Dopo aver ribadito il valore prioritario dell’emergenza-profughi e dell’emergenza-giovani è entrato nel dettaglio di alcuni gravi conflitti di cui la Santa Sede auspica una urgente soluzione. E’ certamente rilevante che abbia citato per primo il gravissimo conflitto siriano, “che sta provocando una vera e propria sciagura umanitaria”. Non c’è eco di presunte liberazioni, tutt’altro, c’è l’invito a tutti al “rispetto del diritto umanitario internazionale, garantendo la protezione dei civili e la necessaria assistenza umanitaria della popolazione.”

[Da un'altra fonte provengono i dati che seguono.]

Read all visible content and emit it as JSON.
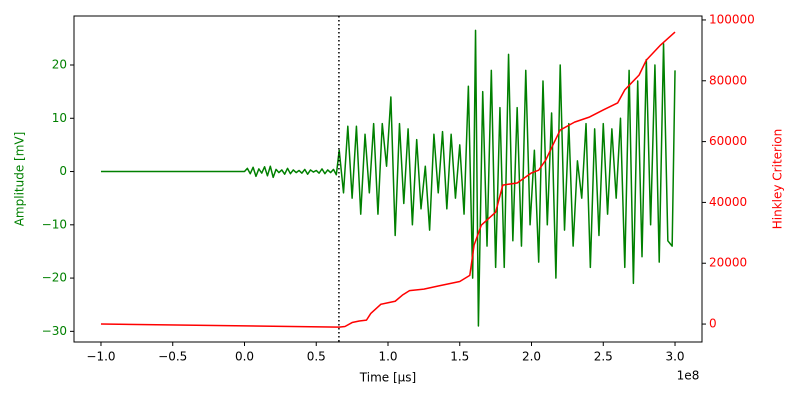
{
  "chart_data": {
    "type": "line",
    "xlabel": "Time [μs]",
    "ylabel": "Amplitude [mV]",
    "y2label": "Hinkley Criterion",
    "x_offset_label": "1e8",
    "xlim": [
      -118800000,
      318800000
    ],
    "xticks": [
      {
        "value": -100000000,
        "label": "−1.0"
      },
      {
        "value": -50000000,
        "label": "−0.5"
      },
      {
        "value": 0,
        "label": "0.0"
      },
      {
        "value": 50000000,
        "label": "0.5"
      },
      {
        "value": 100000000,
        "label": "1.0"
      },
      {
        "value": 150000000,
        "label": "1.5"
      },
      {
        "value": 200000000,
        "label": "2.0"
      },
      {
        "value": 250000000,
        "label": "2.5"
      },
      {
        "value": 300000000,
        "label": "3.0"
      }
    ],
    "ylim": [
      -32,
      29.2
    ],
    "yticks": [
      {
        "value": -30,
        "label": "−30"
      },
      {
        "value": -20,
        "label": "−20"
      },
      {
        "value": -10,
        "label": "−10"
      },
      0,
      10,
      20
    ],
    "y2lim": [
      -5900,
      101300
    ],
    "y2ticks": [
      0,
      20000,
      40000,
      60000,
      80000,
      100000
    ],
    "grid": false,
    "vline": 65800000,
    "series": [
      {
        "color": "#008000",
        "axis": "y",
        "x": [
          -100000000,
          0,
          2000000,
          4000000,
          6000000,
          8000000,
          10000000,
          12000000,
          14000000,
          16000000,
          18000000,
          20000000,
          22000000,
          24000000,
          26000000,
          28000000,
          30000000,
          32000000,
          34000000,
          36000000,
          38000000,
          40000000,
          42000000,
          44000000,
          46000000,
          48000000,
          50000000,
          52000000,
          54000000,
          56000000,
          58000000,
          60000000,
          62000000,
          64000000,
          66000000,
          69000000,
          72000000,
          75000000,
          78000000,
          81000000,
          84000000,
          87000000,
          90000000,
          93000000,
          96000000,
          99000000,
          102000000,
          105000000,
          108000000,
          111000000,
          114000000,
          117000000,
          120000000,
          123000000,
          126000000,
          129000000,
          132000000,
          135000000,
          138000000,
          141000000,
          144000000,
          147000000,
          150000000,
          153000000,
          156000000,
          159000000,
          161000000,
          163000000,
          166000000,
          169000000,
          172000000,
          175000000,
          178000000,
          181000000,
          184000000,
          187000000,
          190000000,
          193000000,
          196000000,
          199000000,
          202000000,
          205000000,
          208000000,
          211000000,
          214000000,
          217000000,
          220000000,
          223000000,
          226000000,
          229000000,
          232000000,
          235000000,
          238000000,
          241000000,
          244000000,
          247000000,
          250000000,
          253000000,
          256000000,
          259000000,
          262000000,
          265000000,
          268000000,
          271000000,
          274000000,
          277000000,
          280000000,
          283000000,
          286000000,
          289000000,
          292000000,
          295000000,
          298000000,
          300000000
        ],
        "values": [
          0,
          0,
          0.6,
          -0.4,
          0.8,
          -0.9,
          0.5,
          -0.3,
          0.9,
          -0.8,
          1.0,
          -1.1,
          0.4,
          -0.2,
          0.3,
          -0.5,
          0.6,
          -0.4,
          0.3,
          -0.2,
          0.2,
          -0.3,
          0.4,
          -0.5,
          0.3,
          -0.1,
          0.2,
          -0.3,
          0.5,
          -0.4,
          0.3,
          -0.2,
          0.4,
          -0.6,
          4,
          -4,
          8.5,
          -5,
          8.5,
          -8,
          7,
          -4,
          9,
          -8,
          9,
          1,
          14,
          -12,
          9,
          -6,
          8,
          -10,
          6,
          -7,
          1,
          -11,
          7,
          -4,
          7.5,
          -7,
          7,
          -5,
          5,
          -8,
          16,
          -20,
          26.5,
          -29,
          15,
          -14,
          19,
          -18,
          12,
          -18,
          22,
          -13,
          12,
          -14,
          19,
          -10,
          4,
          -17,
          17,
          -10,
          11,
          -20,
          20,
          -11,
          9,
          -14,
          2,
          -5,
          9,
          -18,
          8,
          -12,
          9,
          -8,
          8,
          -5,
          10,
          -18,
          19,
          -21,
          17,
          -16,
          21,
          -10,
          20,
          -17,
          24,
          -13,
          -14,
          19
        ]
      },
      {
        "color": "#ff0000",
        "axis": "y2",
        "x": [
          -100000000,
          66000000,
          70000000,
          75000000,
          80000000,
          85000000,
          88000000,
          95000000,
          100000000,
          105000000,
          110000000,
          115000000,
          125000000,
          135000000,
          145000000,
          150000000,
          157000000,
          160000000,
          165000000,
          175000000,
          180000000,
          190000000,
          200000000,
          205000000,
          210000000,
          215000000,
          220000000,
          230000000,
          240000000,
          250000000,
          260000000,
          265000000,
          275000000,
          280000000,
          290000000,
          300000000
        ],
        "values": [
          0,
          -1000,
          -800,
          500,
          1000,
          1300,
          3500,
          6500,
          7000,
          7500,
          9500,
          11000,
          11500,
          12500,
          13500,
          14000,
          16000,
          26000,
          32500,
          36800,
          45700,
          46400,
          49700,
          50600,
          54000,
          59000,
          63800,
          66400,
          68000,
          70400,
          72700,
          77000,
          81900,
          86800,
          91800,
          96000
        ]
      }
    ]
  }
}
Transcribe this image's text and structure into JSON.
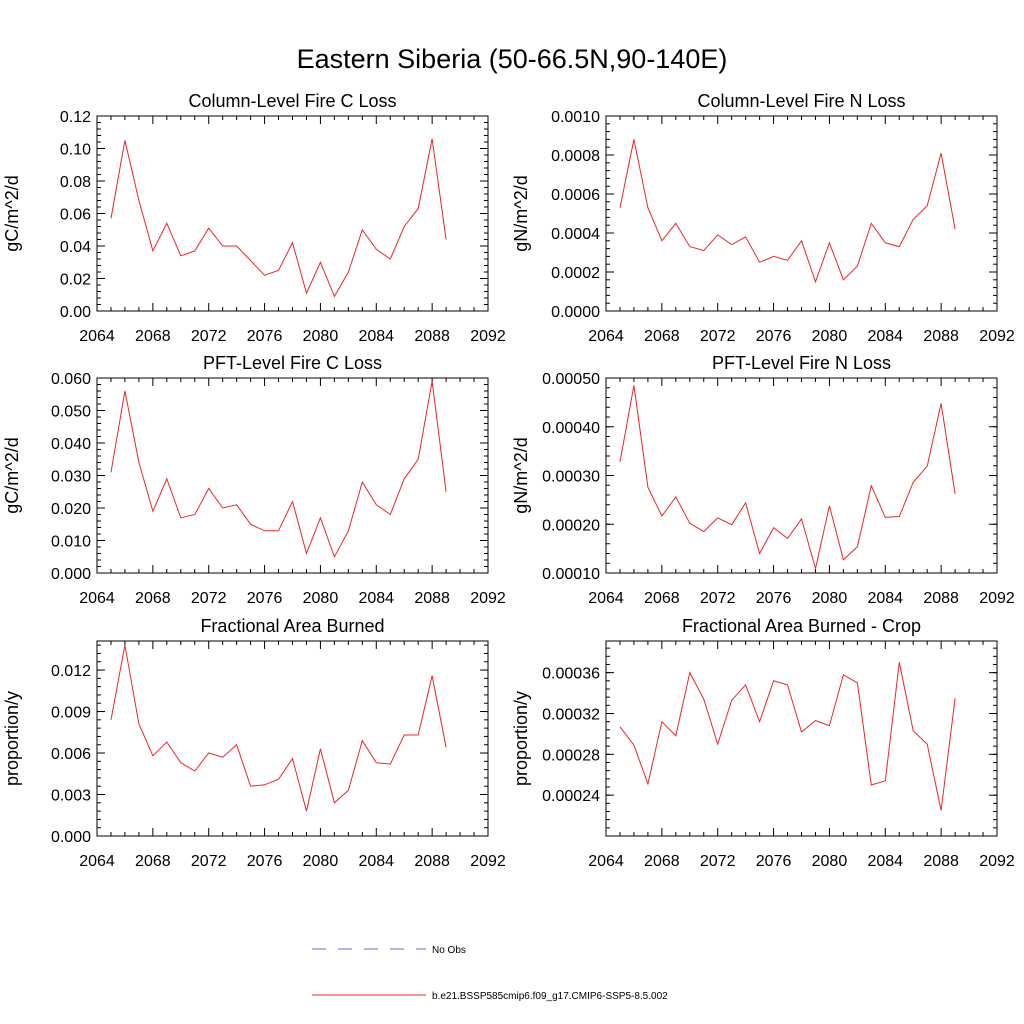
{
  "figure": {
    "title": "Eastern Siberia (50-66.5N,90-140E)"
  },
  "colors": {
    "model_line": "#e8262a",
    "obs_line": "#6a6ad0",
    "axis": "#000000"
  },
  "legend": {
    "obs_label": "No Obs",
    "model_label": "b.e21.BSSP585cmip6.f09_g17.CMIP6-SSP5-8.5.002"
  },
  "chart_data": [
    {
      "type": "line",
      "title": "Column-Level Fire C Loss",
      "ylabel": "gC/m^2/d",
      "xlim": [
        2064,
        2092
      ],
      "ylim": [
        0,
        0.12
      ],
      "xticks": [
        "2064",
        "2068",
        "2072",
        "2076",
        "2080",
        "2084",
        "2088",
        "2092"
      ],
      "yticks": [
        "0.00",
        "0.02",
        "0.04",
        "0.06",
        "0.08",
        "0.10",
        "0.12"
      ],
      "x": [
        2065,
        2066,
        2067,
        2068,
        2069,
        2070,
        2071,
        2072,
        2073,
        2074,
        2075,
        2076,
        2077,
        2078,
        2079,
        2080,
        2081,
        2082,
        2083,
        2084,
        2085,
        2086,
        2087,
        2088,
        2089
      ],
      "series": [
        {
          "values": [
            0.057,
            0.105,
            0.068,
            0.037,
            0.054,
            0.034,
            0.037,
            0.051,
            0.04,
            0.04,
            0.031,
            0.022,
            0.025,
            0.042,
            0.011,
            0.03,
            0.009,
            0.024,
            0.05,
            0.038,
            0.032,
            0.052,
            0.063,
            0.106,
            0.044
          ]
        }
      ]
    },
    {
      "type": "line",
      "title": "Column-Level Fire N Loss",
      "ylabel": "gN/m^2/d",
      "xlim": [
        2064,
        2092
      ],
      "ylim": [
        0,
        0.001
      ],
      "xticks": [
        "2064",
        "2068",
        "2072",
        "2076",
        "2080",
        "2084",
        "2088",
        "2092"
      ],
      "yticks": [
        "0.0000",
        "0.0002",
        "0.0004",
        "0.0006",
        "0.0008",
        "0.0010"
      ],
      "x": [
        2065,
        2066,
        2067,
        2068,
        2069,
        2070,
        2071,
        2072,
        2073,
        2074,
        2075,
        2076,
        2077,
        2078,
        2079,
        2080,
        2081,
        2082,
        2083,
        2084,
        2085,
        2086,
        2087,
        2088,
        2089
      ],
      "series": [
        {
          "values": [
            0.00053,
            0.00088,
            0.00053,
            0.00036,
            0.00045,
            0.00033,
            0.00031,
            0.00039,
            0.00034,
            0.00038,
            0.00025,
            0.00028,
            0.00026,
            0.00036,
            0.00015,
            0.00035,
            0.00016,
            0.00023,
            0.00045,
            0.00035,
            0.00033,
            0.00047,
            0.00054,
            0.00081,
            0.00042
          ]
        }
      ]
    },
    {
      "type": "line",
      "title": "PFT-Level Fire C Loss",
      "ylabel": "gC/m^2/d",
      "xlim": [
        2064,
        2092
      ],
      "ylim": [
        0,
        0.06
      ],
      "xticks": [
        "2064",
        "2068",
        "2072",
        "2076",
        "2080",
        "2084",
        "2088",
        "2092"
      ],
      "yticks": [
        "0.000",
        "0.010",
        "0.020",
        "0.030",
        "0.040",
        "0.050",
        "0.060"
      ],
      "x": [
        2065,
        2066,
        2067,
        2068,
        2069,
        2070,
        2071,
        2072,
        2073,
        2074,
        2075,
        2076,
        2077,
        2078,
        2079,
        2080,
        2081,
        2082,
        2083,
        2084,
        2085,
        2086,
        2087,
        2088,
        2089
      ],
      "series": [
        {
          "values": [
            0.031,
            0.056,
            0.034,
            0.019,
            0.029,
            0.017,
            0.018,
            0.026,
            0.02,
            0.021,
            0.015,
            0.013,
            0.013,
            0.022,
            0.006,
            0.017,
            0.005,
            0.013,
            0.028,
            0.021,
            0.018,
            0.029,
            0.035,
            0.059,
            0.025
          ]
        }
      ]
    },
    {
      "type": "line",
      "title": "PFT-Level Fire N Loss",
      "ylabel": "gN/m^2/d",
      "xlim": [
        2064,
        2092
      ],
      "ylim": [
        0.0001,
        0.0005
      ],
      "xticks": [
        "2064",
        "2068",
        "2072",
        "2076",
        "2080",
        "2084",
        "2088",
        "2092"
      ],
      "yticks": [
        "0.00010",
        "0.00020",
        "0.00030",
        "0.00040",
        "0.00050"
      ],
      "x": [
        2065,
        2066,
        2067,
        2068,
        2069,
        2070,
        2071,
        2072,
        2073,
        2074,
        2075,
        2076,
        2077,
        2078,
        2079,
        2080,
        2081,
        2082,
        2083,
        2084,
        2085,
        2086,
        2087,
        2088,
        2089
      ],
      "series": [
        {
          "values": [
            0.000328,
            0.000485,
            0.000276,
            0.000217,
            0.000256,
            0.000202,
            0.000185,
            0.000213,
            0.000199,
            0.000244,
            0.00014,
            0.000193,
            0.000171,
            0.000211,
            0.000109,
            0.000238,
            0.000127,
            0.000154,
            0.000279,
            0.000214,
            0.000216,
            0.000286,
            0.000319,
            0.000448,
            0.000262
          ]
        }
      ]
    },
    {
      "type": "line",
      "title": "Fractional Area Burned",
      "ylabel": "proportion/y",
      "xlim": [
        2064,
        2092
      ],
      "ylim": [
        0,
        0.0141
      ],
      "xticks": [
        "2064",
        "2068",
        "2072",
        "2076",
        "2080",
        "2084",
        "2088",
        "2092"
      ],
      "yticks": [
        "0.000",
        "0.003",
        "0.006",
        "0.009",
        "0.012"
      ],
      "ytick_values": [
        0,
        0.003,
        0.006,
        0.009,
        0.012
      ],
      "x": [
        2065,
        2066,
        2067,
        2068,
        2069,
        2070,
        2071,
        2072,
        2073,
        2074,
        2075,
        2076,
        2077,
        2078,
        2079,
        2080,
        2081,
        2082,
        2083,
        2084,
        2085,
        2086,
        2087,
        2088,
        2089
      ],
      "series": [
        {
          "values": [
            0.0084,
            0.0138,
            0.0081,
            0.0058,
            0.0068,
            0.0053,
            0.0047,
            0.006,
            0.0057,
            0.0066,
            0.0036,
            0.0037,
            0.0041,
            0.0056,
            0.0018,
            0.0063,
            0.0024,
            0.0033,
            0.0069,
            0.0053,
            0.0052,
            0.0073,
            0.0073,
            0.0116,
            0.0064
          ]
        }
      ]
    },
    {
      "type": "line",
      "title": "Fractional Area Burned - Crop",
      "ylabel": "proportion/y",
      "xlim": [
        2064,
        2092
      ],
      "ylim": [
        0.0002,
        0.000391
      ],
      "xticks": [
        "2064",
        "2068",
        "2072",
        "2076",
        "2080",
        "2084",
        "2088",
        "2092"
      ],
      "yticks": [
        "0.00024",
        "0.00028",
        "0.00032",
        "0.00036"
      ],
      "ytick_values": [
        0.00024,
        0.00028,
        0.00032,
        0.00036
      ],
      "x": [
        2065,
        2066,
        2067,
        2068,
        2069,
        2070,
        2071,
        2072,
        2073,
        2074,
        2075,
        2076,
        2077,
        2078,
        2079,
        2080,
        2081,
        2082,
        2083,
        2084,
        2085,
        2086,
        2087,
        2088,
        2089
      ],
      "series": [
        {
          "values": [
            0.000307,
            0.000289,
            0.000251,
            0.000312,
            0.000298,
            0.00036,
            0.000334,
            0.00029,
            0.000333,
            0.000348,
            0.000312,
            0.000352,
            0.000348,
            0.000302,
            0.000313,
            0.000308,
            0.000358,
            0.00035,
            0.00025,
            0.000254,
            0.00037,
            0.000303,
            0.00029,
            0.000225,
            0.000335
          ]
        }
      ]
    }
  ]
}
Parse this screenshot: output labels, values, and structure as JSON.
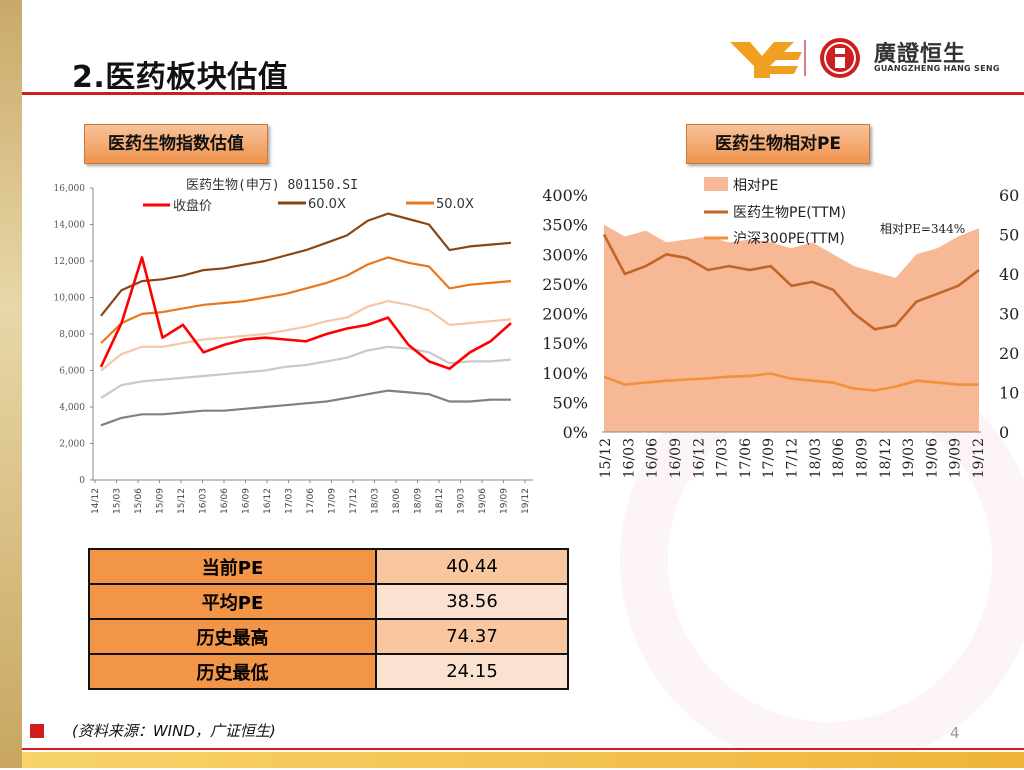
{
  "page": {
    "title": "2.医药板块估值",
    "page_number": "4",
    "source": "(资料来源：WIND，广证恒生)"
  },
  "logo": {
    "name_cn": "廣證恒生",
    "name_en": "GUANGZHENG HANG SENG",
    "colors": {
      "ye_mark": "#f0a020",
      "seal": "#d01e1e"
    }
  },
  "colors": {
    "accent_red": "#d01e1e",
    "tag_orange": "#f0934d",
    "table_key": "#f29546"
  },
  "sections": {
    "left_tag": "医药生物指数估值",
    "right_tag": "医药生物相对PE"
  },
  "table": {
    "rows": [
      {
        "label": "当前PE",
        "value": "40.44"
      },
      {
        "label": "平均PE",
        "value": "38.56"
      },
      {
        "label": "历史最高",
        "value": "74.37"
      },
      {
        "label": "历史最低",
        "value": "24.15"
      }
    ]
  },
  "chart_data": [
    {
      "type": "line",
      "title": "医药生物(申万) 801150.SI",
      "legend": [
        "收盘价",
        "60.0X",
        "50.0X"
      ],
      "ylim": [
        0,
        16000
      ],
      "yticks": [
        "0",
        "2,000",
        "4,000",
        "6,000",
        "8,000",
        "10,000",
        "12,000",
        "14,000",
        "16,000"
      ],
      "xticks": [
        "14/12",
        "15/03",
        "15/06",
        "15/09",
        "15/12",
        "16/03",
        "16/06",
        "16/09",
        "16/12",
        "17/03",
        "17/06",
        "17/09",
        "17/12",
        "18/03",
        "18/06",
        "18/09",
        "18/12",
        "19/03",
        "19/06",
        "19/09",
        "19/12"
      ],
      "series": [
        {
          "name": "收盘价",
          "color": "#ff0000",
          "values": [
            6200,
            8600,
            12200,
            7800,
            8500,
            7000,
            7400,
            7700,
            7800,
            7700,
            7600,
            8000,
            8300,
            8500,
            8900,
            7400,
            6500,
            6100,
            7000,
            7600,
            8600
          ]
        },
        {
          "name": "60.0X",
          "color": "#8b4513",
          "values": [
            9000,
            10400,
            10900,
            11000,
            11200,
            11500,
            11600,
            11800,
            12000,
            12300,
            12600,
            13000,
            13400,
            14200,
            14600,
            14300,
            14000,
            12600,
            12800,
            12900,
            13000
          ]
        },
        {
          "name": "50.0X",
          "color": "#e8781e",
          "values": [
            7500,
            8600,
            9100,
            9200,
            9400,
            9600,
            9700,
            9800,
            10000,
            10200,
            10500,
            10800,
            11200,
            11800,
            12200,
            11900,
            11700,
            10500,
            10700,
            10800,
            10900
          ]
        },
        {
          "name": "",
          "color": "#f5c7a6",
          "values": [
            6000,
            6900,
            7300,
            7300,
            7500,
            7700,
            7800,
            7900,
            8000,
            8200,
            8400,
            8700,
            8900,
            9500,
            9800,
            9600,
            9300,
            8500,
            8600,
            8700,
            8800
          ]
        },
        {
          "name": "",
          "color": "#c8c8c8",
          "values": [
            4500,
            5200,
            5400,
            5500,
            5600,
            5700,
            5800,
            5900,
            6000,
            6200,
            6300,
            6500,
            6700,
            7100,
            7300,
            7200,
            7000,
            6400,
            6500,
            6500,
            6600
          ]
        },
        {
          "name": "",
          "color": "#808080",
          "values": [
            3000,
            3400,
            3600,
            3600,
            3700,
            3800,
            3800,
            3900,
            4000,
            4100,
            4200,
            4300,
            4500,
            4700,
            4900,
            4800,
            4700,
            4300,
            4300,
            4400,
            4400
          ]
        }
      ]
    },
    {
      "type": "area",
      "legend": [
        "相对PE",
        "医药生物PE(TTM)",
        "沪深300PE(TTM)"
      ],
      "annotation": "相对PE=344%",
      "left_axis": {
        "ylim": [
          0,
          400
        ],
        "ticks": [
          "0%",
          "50%",
          "100%",
          "150%",
          "200%",
          "250%",
          "300%",
          "350%",
          "400%"
        ]
      },
      "right_axis": {
        "ylim": [
          0,
          60
        ],
        "ticks": [
          "0",
          "10",
          "20",
          "30",
          "40",
          "50",
          "60"
        ]
      },
      "xticks": [
        "15/12",
        "16/03",
        "16/06",
        "16/09",
        "16/12",
        "17/03",
        "17/06",
        "17/09",
        "17/12",
        "18/03",
        "18/06",
        "18/09",
        "18/12",
        "19/03",
        "19/06",
        "19/09",
        "19/12"
      ],
      "series": [
        {
          "name": "相对PE",
          "axis": "left",
          "color": "#f7b896",
          "values": [
            350,
            330,
            340,
            320,
            325,
            330,
            320,
            325,
            320,
            310,
            320,
            300,
            280,
            270,
            260,
            300,
            310,
            330,
            344
          ]
        },
        {
          "name": "医药生物PE(TTM)",
          "axis": "right",
          "color": "#c0662a",
          "values": [
            50,
            40,
            42,
            45,
            44,
            41,
            42,
            41,
            42,
            37,
            38,
            36,
            30,
            26,
            27,
            33,
            35,
            37,
            41
          ]
        },
        {
          "name": "沪深300PE(TTM)",
          "axis": "right",
          "color": "#f0923c",
          "values": [
            14,
            12,
            12.5,
            13,
            13.3,
            13.6,
            14,
            14.2,
            14.8,
            13.5,
            13,
            12.5,
            11,
            10.5,
            11.5,
            13,
            12.5,
            12,
            12
          ]
        }
      ]
    }
  ]
}
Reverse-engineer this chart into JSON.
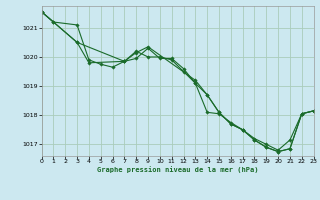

Il quarto capitolo affrontato è stato quello dell’Europa, “chiamata a ritrovare la propria identità.” Di fronte alle spinte disgregatrici è quanto mai urgente aggiornare “l’idea di Europa” per dare luce a un nuovo umanesimo basato sulla capacità di integrare, di dialogare e di generare, che hanno reso grande il cosiddetto Vecchio Continente. Infine l’emergenza ambientale e il plauso all’Accordo di Parigi, nella speranza che annunci una sempre più vasta cooperazione di tutti, considerato che la Terra è la casa di tutti e le scelte di ciascuno hanno ricadute sulla vita dell’intera umanità.
Non si può dire che in un momento storico difficilissimo come l’attuale da papa Francesco non sia venuta una risposta ferma al fondamentalismo, all’oscurantismo e l’indicazione dell’urgenza prioritaria per ogni religione a delegittimare che uccide nel nome di Dio, indicando però una strada molto diversa da quella tracciata dalle diffuse e sovente prevalenti visioni politico-ideologiche, con la ferma riproposizione di tutti i principi che sono stati sin qui alla base del pontificato, ormai sempre più immerso in un’autentica “sfida globale”.